Je n’oublie pas bien-sûr la vie paroissiale et diocésaine auxquelles je consacre les fins de semaine. Cependant, comme vous le savez, la disponibilité actuelle des prêtres dans le diocèse est telle (une trentaine de curés pour tout le département) que je dois accompagner depuis un an, un ensemble paroissial de 25 000 habitants… ce qui est considérable ! Cela nous dit bien une fois de plus que le rôle et la place du curé d’il y a quelques années est révolu. C’est ainsi et c’est évidemment ensemble que nous vivons la prise en charge de la mission chrétienne. Occasion de nous rendre compte que par le baptême et la confirmation nous sommes tous « adultes » dans la foi pour vivre et annoncer l’Evangile.

 

                                                                       Laurent Maurin,

curé Champniers-Gond-Pontouvre, Vars-St-Amant

novembre 2013

 

 

 

Je joins cette petite note présentant mon travail de recherche sur le concile.

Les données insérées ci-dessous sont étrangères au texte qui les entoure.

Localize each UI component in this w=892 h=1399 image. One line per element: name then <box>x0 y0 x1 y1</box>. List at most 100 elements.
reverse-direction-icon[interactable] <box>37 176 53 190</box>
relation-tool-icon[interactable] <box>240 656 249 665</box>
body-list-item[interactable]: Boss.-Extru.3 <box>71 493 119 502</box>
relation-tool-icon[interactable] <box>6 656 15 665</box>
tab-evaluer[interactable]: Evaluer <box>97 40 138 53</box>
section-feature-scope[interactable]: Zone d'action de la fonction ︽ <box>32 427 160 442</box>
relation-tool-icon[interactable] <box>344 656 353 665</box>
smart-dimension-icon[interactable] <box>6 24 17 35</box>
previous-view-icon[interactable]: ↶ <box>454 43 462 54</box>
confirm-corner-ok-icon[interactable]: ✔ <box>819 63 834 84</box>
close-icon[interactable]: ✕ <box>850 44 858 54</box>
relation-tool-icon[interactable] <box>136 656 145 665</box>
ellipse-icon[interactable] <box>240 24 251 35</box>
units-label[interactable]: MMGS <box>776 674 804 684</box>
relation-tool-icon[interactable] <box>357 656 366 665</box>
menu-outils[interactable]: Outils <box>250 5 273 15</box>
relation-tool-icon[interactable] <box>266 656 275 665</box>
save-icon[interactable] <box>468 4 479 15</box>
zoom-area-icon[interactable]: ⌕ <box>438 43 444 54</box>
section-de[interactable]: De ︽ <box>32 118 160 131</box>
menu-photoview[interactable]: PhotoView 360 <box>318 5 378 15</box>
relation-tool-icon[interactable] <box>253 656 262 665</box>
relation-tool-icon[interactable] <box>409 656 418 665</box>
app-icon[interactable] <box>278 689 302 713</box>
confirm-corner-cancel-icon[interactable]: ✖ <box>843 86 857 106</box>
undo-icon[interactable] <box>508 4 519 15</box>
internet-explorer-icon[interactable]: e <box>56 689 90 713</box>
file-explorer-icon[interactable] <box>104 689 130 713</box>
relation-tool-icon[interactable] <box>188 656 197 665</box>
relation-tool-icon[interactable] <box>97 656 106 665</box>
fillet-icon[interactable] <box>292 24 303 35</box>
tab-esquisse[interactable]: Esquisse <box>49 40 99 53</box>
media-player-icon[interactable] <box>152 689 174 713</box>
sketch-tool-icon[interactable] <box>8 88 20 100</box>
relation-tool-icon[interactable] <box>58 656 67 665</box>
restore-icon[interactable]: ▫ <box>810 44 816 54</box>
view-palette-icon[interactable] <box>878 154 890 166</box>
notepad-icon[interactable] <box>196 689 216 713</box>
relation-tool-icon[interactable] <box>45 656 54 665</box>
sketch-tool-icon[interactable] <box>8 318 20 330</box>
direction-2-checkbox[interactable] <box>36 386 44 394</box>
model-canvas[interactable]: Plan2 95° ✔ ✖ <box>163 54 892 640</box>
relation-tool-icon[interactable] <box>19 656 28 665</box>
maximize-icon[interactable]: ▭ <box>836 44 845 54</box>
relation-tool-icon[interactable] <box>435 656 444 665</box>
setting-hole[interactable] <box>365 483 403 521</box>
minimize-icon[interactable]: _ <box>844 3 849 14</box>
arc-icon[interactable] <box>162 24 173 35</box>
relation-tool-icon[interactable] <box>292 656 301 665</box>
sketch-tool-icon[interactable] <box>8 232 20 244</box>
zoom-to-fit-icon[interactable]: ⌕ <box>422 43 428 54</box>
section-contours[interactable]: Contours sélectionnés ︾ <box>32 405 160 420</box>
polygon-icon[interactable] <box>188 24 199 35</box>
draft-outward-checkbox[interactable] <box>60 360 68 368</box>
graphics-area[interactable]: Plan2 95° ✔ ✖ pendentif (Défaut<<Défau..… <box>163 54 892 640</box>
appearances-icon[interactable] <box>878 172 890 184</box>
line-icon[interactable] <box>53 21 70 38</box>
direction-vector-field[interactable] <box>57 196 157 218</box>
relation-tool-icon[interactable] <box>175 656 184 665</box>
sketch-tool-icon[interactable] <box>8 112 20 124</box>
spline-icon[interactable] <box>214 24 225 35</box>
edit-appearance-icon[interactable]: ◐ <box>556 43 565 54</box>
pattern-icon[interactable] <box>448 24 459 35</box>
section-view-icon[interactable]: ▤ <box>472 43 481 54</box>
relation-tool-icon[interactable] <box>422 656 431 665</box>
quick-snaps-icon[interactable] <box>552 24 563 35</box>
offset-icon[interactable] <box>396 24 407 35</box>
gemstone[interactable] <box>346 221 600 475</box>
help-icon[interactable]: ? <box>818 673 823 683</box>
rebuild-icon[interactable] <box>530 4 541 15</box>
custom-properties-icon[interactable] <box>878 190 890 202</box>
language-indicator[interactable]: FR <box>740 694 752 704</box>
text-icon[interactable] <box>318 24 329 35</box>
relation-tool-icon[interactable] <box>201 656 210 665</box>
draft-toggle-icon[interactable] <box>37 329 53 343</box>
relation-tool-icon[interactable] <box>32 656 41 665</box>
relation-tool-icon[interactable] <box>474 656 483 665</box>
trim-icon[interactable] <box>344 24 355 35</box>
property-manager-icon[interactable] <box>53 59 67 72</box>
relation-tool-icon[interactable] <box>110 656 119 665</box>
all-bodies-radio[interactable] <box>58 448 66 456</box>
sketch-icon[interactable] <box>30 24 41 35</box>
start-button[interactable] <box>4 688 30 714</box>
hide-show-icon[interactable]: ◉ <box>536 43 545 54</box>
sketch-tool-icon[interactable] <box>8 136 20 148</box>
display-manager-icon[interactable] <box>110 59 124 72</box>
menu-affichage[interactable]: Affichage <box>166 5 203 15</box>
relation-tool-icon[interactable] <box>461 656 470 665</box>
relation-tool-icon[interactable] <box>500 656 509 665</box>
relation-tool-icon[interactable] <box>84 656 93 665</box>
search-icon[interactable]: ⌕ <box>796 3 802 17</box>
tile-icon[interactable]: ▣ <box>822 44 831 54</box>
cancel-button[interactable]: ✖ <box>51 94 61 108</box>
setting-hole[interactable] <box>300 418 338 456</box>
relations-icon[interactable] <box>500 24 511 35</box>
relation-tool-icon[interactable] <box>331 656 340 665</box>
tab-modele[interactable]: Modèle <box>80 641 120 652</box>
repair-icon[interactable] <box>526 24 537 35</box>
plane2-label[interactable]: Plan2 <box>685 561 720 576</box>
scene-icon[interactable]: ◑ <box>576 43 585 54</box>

« L’EGLISE ET LE MONDE DE CE TEMPS ». De 1962 à 1965, le Concile Vatican II renouvelle l’Eglise catholique. Durant ce concile, les théologiens ont la parole. Ils veulent avec force instaurer un dialogue entre l’Eglise et le monde. La constitution pastorale Gaudium et Spes en est l’initiatrice et le pivot. L’apport de dominicains français de la « nouvelle théologie » (Chenu, Lebret, Congar, Liégé…) est alors décisif.

En interrogeant les sources d’archives et leurs écrits de cette époque, nous cherchons à préciser quel est ce dialogue Eglise-Monde tant voulu ? Comment lui a-t-on donné cette place déterminante, et pourquoi ? Qu’est-ce que l’Eglise attend du monde et qui semble si important ? Et inversement, qu’est ce que le monde peut attendre de l’Eglise après deux mille ans ? Pendant le Concile, sur quelles bases ces dominicains français ont-ils pu convaincre les pères conciliaires ?

Dans l’histoire de la  fabrication  de Vatican II, la constitution pastorale joie et espérance a donc une place particulière. Dans cette même histoire, Marie-Dominique Chenu, op, historien, a aussi une place particulière. Pour lui ce texte permet de tenir ensemble tout l’apport de l’unique Concile du XXème siècle à l’Eglise, comme s’il en était « la clé-de-voûte ». L’apport de Louis-Joseph Lebret, op, économiste, est aussi décisif. Il a une vision synthétique des enjeux du développement tel que les connaissent les différentes régions du monde au début des années soixante. Bien-sûr, le rôle et la compétence d’Yves Congar sont déterminants pour faire saisir ces enjeux à l’assemblée conciliaire. Et d’autres encore…

A l’occasion des cinquante ans de la rédaction de ce texte dont la méthode d’analyse historique et théologique n’a pas vieillie, redécouvrons la pertinence et l’inspiration de cette avancée capitale de ce texte prophétique pour l’Eglise et pour le monde de ce temps.